Вначале она почувствовала облегчение на грани стресса. Потом тоску. И много позже – отчаяние, какое испытывают все, кто прикоснулся к неведомому и бездумно отверг его.

Особняк в горах

Наверное, приснилось это ей: равнодушная толпа на пляже, человеческий червь на береговых камнях, удивительный гость в доме. Так думала Марина, глядя в зеркало: огромное, старомодное, толстого литого хрусталя. Его тоже выплеснуло море – нисколько не поцарапав: хотя панели обшивки и пробковая обкладка были на пределе и смотрелось всё это пень-пнём, да ещё прогнившим. Зато сама она, девушка с моря, выглядела в стекле замечательно: загорелая кожа, светлые брови – лишь чуточку более выгорели по сравнению с тёмно-русой чёлкой, – зеленовато-серые глаза с карими зёрнышками. Родимые пятна, объясняли ей сердобольные мамочки в прежнем «доме». Круглогодичные веснушки. Испачкали всю кожу и туда добрались. Скажи спасибо – сами глаза не разные, родимое пятно не во всю щеку, а только в углу рта. Мушка, такие были модны веке в восемнадцатом. Фигурка коренастая, плечи широки, талия и груди как у таитянки: это ей тот случайный парень сказал, что был до… Ну, до того, кого не было вообще.

Интересно, можно ли зачать ребенка от никого? От женщины?

Всё-таки она решила сходить на осмотр, это было почти бесплатно и не так уж дорого в Княжеграде. Малый отломок великой Отчизны был озабочен тем, чтобы не раствориться в агрессивной среде, и ретиво соблюдал боеготовность своих женщин – жен и матерей.

Едва Марина слезла с кресла, куда её поместили растопыркой, будто лягушку, и долго рассматривали её внутренности через кривое зеркало, гинекологиня сказала:

– По-моему, никакой беременности не наблюдается. Но вы всё-таки мазок я возьму и ещё анализы сдайте, чтобы с гарантией поспеть до двенадцати недель. А за результатом – прямо ко мне в кабинет.

Результаты оказались нормальными, даже более того.

– Теперь мы точно уверены, что вы не беременны и ничем не больны, – сказала немолодая докторша, расшифровывая каракули записей. – Эритроциты на границе превышения нормы и какие-то… плотные, иначе не скажешь. Лейкоциты на нижнем пределе нормы, в вашем случае это как раз неплохо. Никакого воспаления, никаких инородных вторжений. Удивительно красивая и гармоничная картина! Так сделать вам копию анализа для медицинской книжки – или да, вы ведь не работаете, конечно: с таким-то счётом на карте. Счастливо вам!

У нее и у медсестры был такой вид, будто они самолично любовались в окуляр на телесную жидкость пациентки.

С бумажкой в сумочке и слегка удивляясь тону беседы. Марина поплелась на свое личное взморье.
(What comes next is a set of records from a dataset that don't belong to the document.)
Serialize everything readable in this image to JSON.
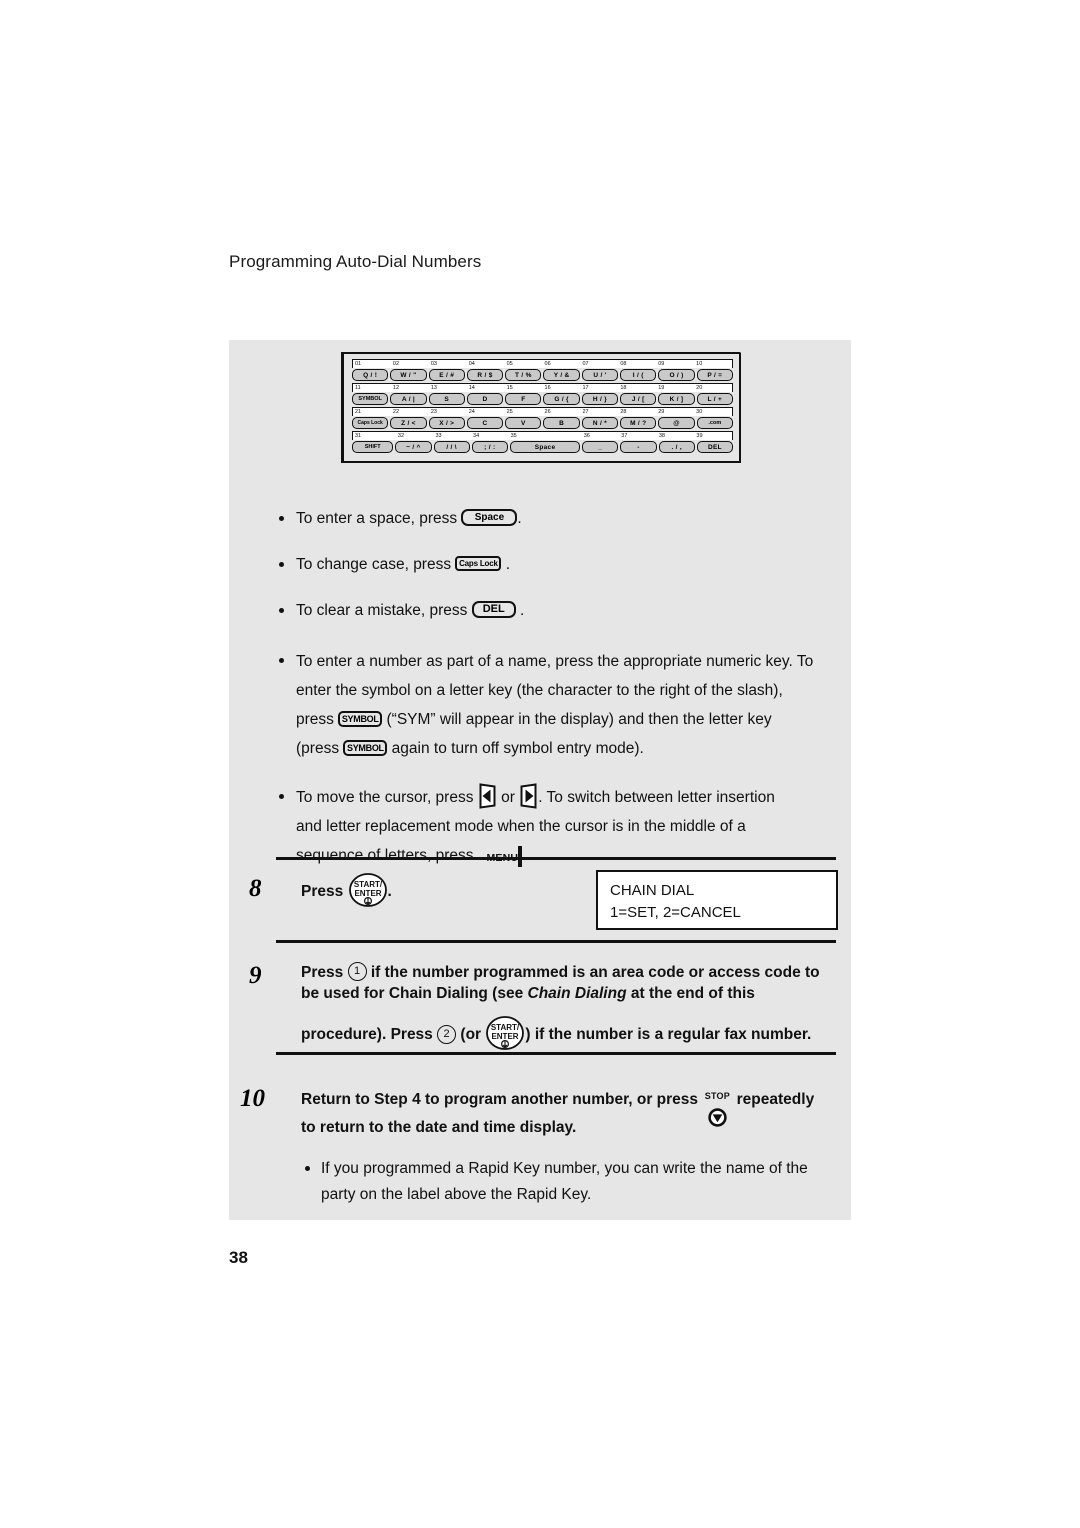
{
  "page": {
    "header": "Programming Auto-Dial Numbers",
    "number": "38"
  },
  "keyboard_diagram": {
    "rows": [
      {
        "numbers": [
          "01",
          "02",
          "03",
          "04",
          "05",
          "06",
          "07",
          "08",
          "09",
          "10"
        ],
        "keys": [
          "Q / !",
          "W / \"",
          "E / #",
          "R / $",
          "T / %",
          "Y / &",
          "U / '",
          "I / (",
          "O / )",
          "P / ="
        ]
      },
      {
        "numbers": [
          "11",
          "12",
          "13",
          "14",
          "15",
          "16",
          "17",
          "18",
          "19",
          "20"
        ],
        "keys": [
          "SYMBOL",
          "A / |",
          "S",
          "D",
          "F",
          "G / {",
          "H / }",
          "J / [",
          "K / ]",
          "L / +"
        ]
      },
      {
        "numbers": [
          "21",
          "22",
          "23",
          "24",
          "25",
          "26",
          "27",
          "28",
          "29",
          "30"
        ],
        "keys": [
          "Caps Lock",
          "Z / <",
          "X / >",
          "C",
          "V",
          "B",
          "N / *",
          "M / ?",
          "@",
          ".com"
        ]
      },
      {
        "numbers": [
          "31",
          "32",
          "33",
          "34",
          "35",
          "36",
          "37",
          "38",
          "39"
        ],
        "keys": [
          "SHIFT",
          "~ / ^",
          "/ / \\",
          ";  /  :",
          "Space",
          "_",
          "-",
          ". / ,",
          "DEL"
        ]
      }
    ]
  },
  "bullets": [
    {
      "id": "space-bullet",
      "pre": "To enter a space, press ",
      "key": "Space",
      "post": "."
    },
    {
      "id": "caps-bullet",
      "pre": "To change case, press ",
      "key": "Caps Lock",
      "post": " ."
    },
    {
      "id": "del-bullet",
      "pre": "To clear a mistake, press ",
      "key": "DEL",
      "post": " ."
    }
  ],
  "symbol_bullet": {
    "line1": "To enter a number as part of a name, press the appropriate numeric key. To",
    "line2": "enter the symbol on a letter key (the character to the right of the slash),",
    "line3_pre": "press ",
    "key1": "SYMBOL",
    "line3_post": " (“SYM” will appear in the display) and then the letter key",
    "line4_pre": "(press ",
    "key2": "SYMBOL",
    "line4_post": " again to turn off symbol entry mode)."
  },
  "cursor_bullet": {
    "line1_pre": "To move the cursor, press ",
    "arrow_left": "left-arrow",
    "line1_mid": " or ",
    "arrow_right": "right-arrow",
    "line1_post": ". To switch between letter insertion",
    "line2": "and letter replacement mode when the cursor is in the middle of a",
    "line3_pre": "sequence of letters, press ",
    "menu_key": "MENU",
    "line3_post": "."
  },
  "steps": [
    {
      "num": "8",
      "pre": "Press ",
      "key": "START/ ENTER",
      "post": ".",
      "lcd": {
        "line1": "CHAIN DIAL",
        "line2": "1=SET, 2=CANCEL"
      }
    },
    {
      "num": "9",
      "pre": "Press ",
      "key1": "1",
      "mid1": " if the number programmed is an area code or access code to",
      "line2a": "be used for Chain Dialing (see ",
      "line2_italic": "Chain Dialing",
      "line2b": " at the end of this",
      "line3a": "procedure). Press ",
      "key2": "2",
      "line3b": " (or ",
      "key3": "START/ENTER",
      "line3c": ") if the number is a regular fax number."
    },
    {
      "num": "10",
      "line1a": "Return to Step 4 to program another number, or press ",
      "key": "STOP",
      "line1b": " repeatedly",
      "line2": "to return to the date and time display.",
      "subbullet": {
        "line1": "If you programmed a Rapid Key number, you can write the name of the",
        "line2": "party on the label above the Rapid Key."
      }
    }
  ],
  "colors": {
    "panel_bg": "#e6e6e6",
    "key_fill": "#c9c9c9",
    "ink": "#111111"
  }
}
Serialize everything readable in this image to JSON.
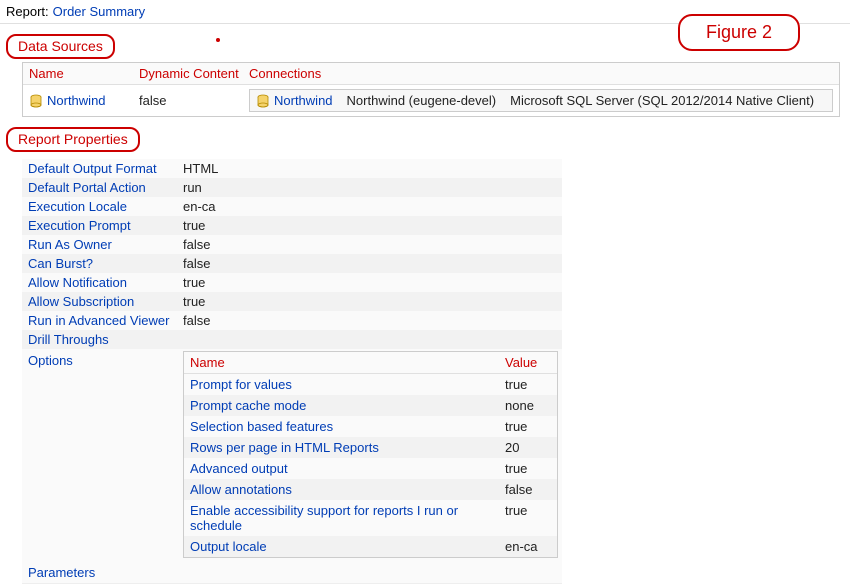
{
  "header": {
    "report_label": "Report:",
    "report_name": "Order Summary",
    "figure": "Figure 2"
  },
  "data_sources": {
    "title": "Data Sources",
    "cols": {
      "name": "Name",
      "dynamic": "Dynamic Content",
      "conn": "Connections"
    },
    "row": {
      "name": "Northwind",
      "dynamic": "false",
      "conn_name": "Northwind",
      "conn_detail": "Northwind (eugene-devel)",
      "conn_driver": "Microsoft SQL Server (SQL 2012/2014 Native Client)"
    }
  },
  "report_props": {
    "title": "Report Properties",
    "rows": [
      {
        "label": "Default Output Format",
        "value": "HTML"
      },
      {
        "label": "Default Portal Action",
        "value": "run"
      },
      {
        "label": "Execution Locale",
        "value": "en-ca"
      },
      {
        "label": "Execution Prompt",
        "value": "true"
      },
      {
        "label": "Run As Owner",
        "value": "false"
      },
      {
        "label": "Can Burst?",
        "value": "false"
      },
      {
        "label": "Allow Notification",
        "value": "true"
      },
      {
        "label": "Allow Subscription",
        "value": "true"
      },
      {
        "label": "Run in Advanced Viewer",
        "value": "false"
      },
      {
        "label": "Drill Throughs",
        "value": ""
      }
    ],
    "options_label": "Options",
    "options_cols": {
      "name": "Name",
      "value": "Value"
    },
    "options": [
      {
        "name": "Prompt for values",
        "value": "true"
      },
      {
        "name": "Prompt cache mode",
        "value": "none"
      },
      {
        "name": "Selection based features",
        "value": "true"
      },
      {
        "name": "Rows per page in HTML Reports",
        "value": "20"
      },
      {
        "name": "Advanced output",
        "value": "true"
      },
      {
        "name": "Allow annotations",
        "value": "false"
      },
      {
        "name": "Enable accessibility support for reports I run or schedule",
        "value": "true"
      },
      {
        "name": "Output locale",
        "value": "en-ca"
      }
    ],
    "parameters_label": "Parameters"
  }
}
И не успела наложить руку на щеколду калитки, как к ивовой корзинке забора с рёвом подрулил траурного вида внедорожник: изысканно обрубленные формы, благородная мощь.

В человеке, который вышел оттуда, с оттягом хлопнув дверцей, чувствовалось нечто легендарное. Так она подумала сразу, хотя слово пришло немного погодя. Хотя, с другой стороны, – типичный «браток» в чёрной пиджачной паре, которую распирает гора мышц, бейсбольный шар головы втиснут в плечи – массивная цепь жёлтого металла наполовину прячется в шейных складках. Гладкое, смуглое лицо, смуглые руки в бледных пятнах – витилиго? Тюлень. Морской леопард, пришло ей в голову название.

– Ты будешь Марина Балк? Ладно, не отвечай, сам вижу. Документы на хату имеешь? Покупают её у тебя. Не бойся, в свете будущей зимней олимпиады нехилую кучу бабла тебе скинем. Весьма нехилую. За границей можно крепкий фермерский дом купить.

– А если я не захочу – тогда что?

Он сощурил глазки – совсем пропали в толстых щеках. Ткнул пальцем в сумочку:

– Не хочешь – тогда зачем по врачам пошла. Типа приколоться?

– В чём де…

– Дело в том, что теперь тебе два пути: либо с нами, либо прямиком в секретную психушку наблюдаться. Завтра или вообще сегодня ближе к вечеру.

– Я должна тебе верить?

– Мне-то что, – парень пожал плечами. – От тебя ни веры, ни даже согласия не требуется. Хочешь взять, что тебе дорого как память, – бери, а то голенькой увезу.

Он только посмеивался, пока Марина вытаскивала и грузила на ручную тележку компьютер, кое-как запихнутые в плёночный пакет платья, брюки, футболки и туфли. Мебель – кровать, шкаф, вертячее кресло на толстой куриной ноге и стол с табуретами – была такого же происхождения, как и всё почти в доме: бросовая, свинченная из кусков, наспех покрытая морилкой.

Но зеркало она отчего-то бережно сняла со стены и положила поверх всего, буркнув:

– Не смей у меня кокнуть, понятно?

– Слушаюсь, – он поклонился с шутливой почти-грациозностью. – Надеюсь, документы и нотариально заверенная копия паспорта в натуре выложены на видное место?

– Захотите – отыщете.

Вышла во двор, заперла за собой дверь, ключ демонстративно сунула в старую прятку – щель за дверным косяком. Давно ею не пользовалась: с тех пор, как приобрела дорогое «железо» и стала бояться воров.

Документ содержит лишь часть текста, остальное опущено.